The first customer will begin using Avaya Mobile Experience this month, with an additional five to 15 companies added in a controlled introduction starting this May, Chavez said. If all goes as expected, he added, the service will become generally available later in 2018. He didn't provide reference names, but I wouldn't be surprised if initial customers come from the retail industry, where helping a mobile customer with an issue in real time can make the difference between a sale and no sale.
From a geographic perspective, Avaya Mobile Experience will initially be available in the United States and to Canadian customers dialing U.S.-based 8XX numbers. Nothing technically prevents Avaya from offering the service in additional countries, Chavez reported. But obtaining agreements with individual carriers and in-country regulatory bodies would not be trivial, as it never is.

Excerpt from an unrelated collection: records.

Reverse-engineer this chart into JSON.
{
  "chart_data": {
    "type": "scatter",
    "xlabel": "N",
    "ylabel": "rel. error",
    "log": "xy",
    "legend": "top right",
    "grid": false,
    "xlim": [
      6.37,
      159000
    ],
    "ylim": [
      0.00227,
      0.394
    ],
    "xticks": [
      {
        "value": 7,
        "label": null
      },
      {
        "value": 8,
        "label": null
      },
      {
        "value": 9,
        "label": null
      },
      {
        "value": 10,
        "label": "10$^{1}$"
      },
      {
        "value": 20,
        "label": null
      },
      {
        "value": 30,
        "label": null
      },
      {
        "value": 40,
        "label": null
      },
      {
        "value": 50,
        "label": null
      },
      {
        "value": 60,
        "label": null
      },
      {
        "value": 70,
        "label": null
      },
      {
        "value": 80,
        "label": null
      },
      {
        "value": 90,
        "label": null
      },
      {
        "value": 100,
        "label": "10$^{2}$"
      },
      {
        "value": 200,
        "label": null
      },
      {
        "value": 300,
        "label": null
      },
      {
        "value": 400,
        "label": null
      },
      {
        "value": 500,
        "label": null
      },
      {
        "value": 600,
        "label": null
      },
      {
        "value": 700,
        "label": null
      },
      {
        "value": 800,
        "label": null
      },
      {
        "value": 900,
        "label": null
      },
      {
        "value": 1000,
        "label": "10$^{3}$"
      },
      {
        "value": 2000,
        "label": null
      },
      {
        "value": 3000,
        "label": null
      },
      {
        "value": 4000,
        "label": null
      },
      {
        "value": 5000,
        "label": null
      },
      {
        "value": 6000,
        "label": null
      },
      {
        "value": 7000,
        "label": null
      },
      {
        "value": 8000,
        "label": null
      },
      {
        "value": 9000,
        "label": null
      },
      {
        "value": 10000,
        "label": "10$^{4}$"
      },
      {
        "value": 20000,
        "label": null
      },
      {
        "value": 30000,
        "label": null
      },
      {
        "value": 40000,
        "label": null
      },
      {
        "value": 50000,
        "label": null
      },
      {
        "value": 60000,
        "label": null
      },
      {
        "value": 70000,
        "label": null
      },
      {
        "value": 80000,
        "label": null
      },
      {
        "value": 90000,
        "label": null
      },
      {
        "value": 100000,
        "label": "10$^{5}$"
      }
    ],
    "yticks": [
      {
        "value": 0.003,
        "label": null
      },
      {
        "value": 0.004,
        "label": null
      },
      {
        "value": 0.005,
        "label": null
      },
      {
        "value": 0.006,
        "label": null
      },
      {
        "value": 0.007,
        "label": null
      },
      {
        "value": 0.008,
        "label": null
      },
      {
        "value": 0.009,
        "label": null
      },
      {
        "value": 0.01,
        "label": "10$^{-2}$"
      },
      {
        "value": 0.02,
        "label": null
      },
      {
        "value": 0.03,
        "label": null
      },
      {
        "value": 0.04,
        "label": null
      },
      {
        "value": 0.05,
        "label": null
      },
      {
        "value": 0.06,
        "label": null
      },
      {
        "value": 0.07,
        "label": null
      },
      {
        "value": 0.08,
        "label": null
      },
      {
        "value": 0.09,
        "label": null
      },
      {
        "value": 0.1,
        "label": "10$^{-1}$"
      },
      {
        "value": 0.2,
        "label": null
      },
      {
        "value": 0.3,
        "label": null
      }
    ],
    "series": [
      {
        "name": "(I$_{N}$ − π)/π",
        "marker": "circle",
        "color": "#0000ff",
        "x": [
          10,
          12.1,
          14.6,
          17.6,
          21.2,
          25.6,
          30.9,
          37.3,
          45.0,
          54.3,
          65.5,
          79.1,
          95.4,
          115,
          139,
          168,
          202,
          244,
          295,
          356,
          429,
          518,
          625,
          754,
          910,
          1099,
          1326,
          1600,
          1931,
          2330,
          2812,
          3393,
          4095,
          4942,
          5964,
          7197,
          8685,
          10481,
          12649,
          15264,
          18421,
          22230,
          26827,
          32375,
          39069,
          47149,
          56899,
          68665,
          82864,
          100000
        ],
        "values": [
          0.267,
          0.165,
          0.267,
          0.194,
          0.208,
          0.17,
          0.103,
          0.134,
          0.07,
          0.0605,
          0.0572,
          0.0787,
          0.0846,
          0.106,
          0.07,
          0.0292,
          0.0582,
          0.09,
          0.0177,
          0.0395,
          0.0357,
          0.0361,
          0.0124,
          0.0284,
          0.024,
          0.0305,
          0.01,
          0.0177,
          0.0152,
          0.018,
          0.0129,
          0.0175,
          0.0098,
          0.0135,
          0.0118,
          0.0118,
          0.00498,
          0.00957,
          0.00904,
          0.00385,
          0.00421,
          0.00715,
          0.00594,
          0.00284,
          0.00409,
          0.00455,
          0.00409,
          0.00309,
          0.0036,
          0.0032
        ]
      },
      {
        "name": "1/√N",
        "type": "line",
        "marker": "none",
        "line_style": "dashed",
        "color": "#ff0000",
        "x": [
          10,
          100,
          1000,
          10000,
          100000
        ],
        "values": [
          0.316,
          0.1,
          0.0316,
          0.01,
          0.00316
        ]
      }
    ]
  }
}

For me, one of the most important aspects of Avaya Mobile Experience is that it showcases Avaya's deep knowledge of carrier networks. Part of this expertise comes from its AT&T heritage. Twenty years ago, Chavez was a Distinguished Member of Technical Staff (DMTS) at Bell Labs, a title that carries significant prestige to those of us who started our careers at AT&T. For other readers, DMTS in its day held the panache of today's Cisco Fellow title, held by, for example, Cullen Jennings. Many DMTS who started their careers at Bell Labs still work at today's Avaya, especially in technical roles. The other part of Avaya's carrier expertise derives from its two-year-old Zang, the combination of acquired Esna assets and platform-based communications capabilities (similar to those from Twilio).
At Avaya Engage, company executives promised a new, more nimble company. Avaya Mobile Experience speaks to a more innovative company as well... an attribute it's nice to be applying to Avaya again.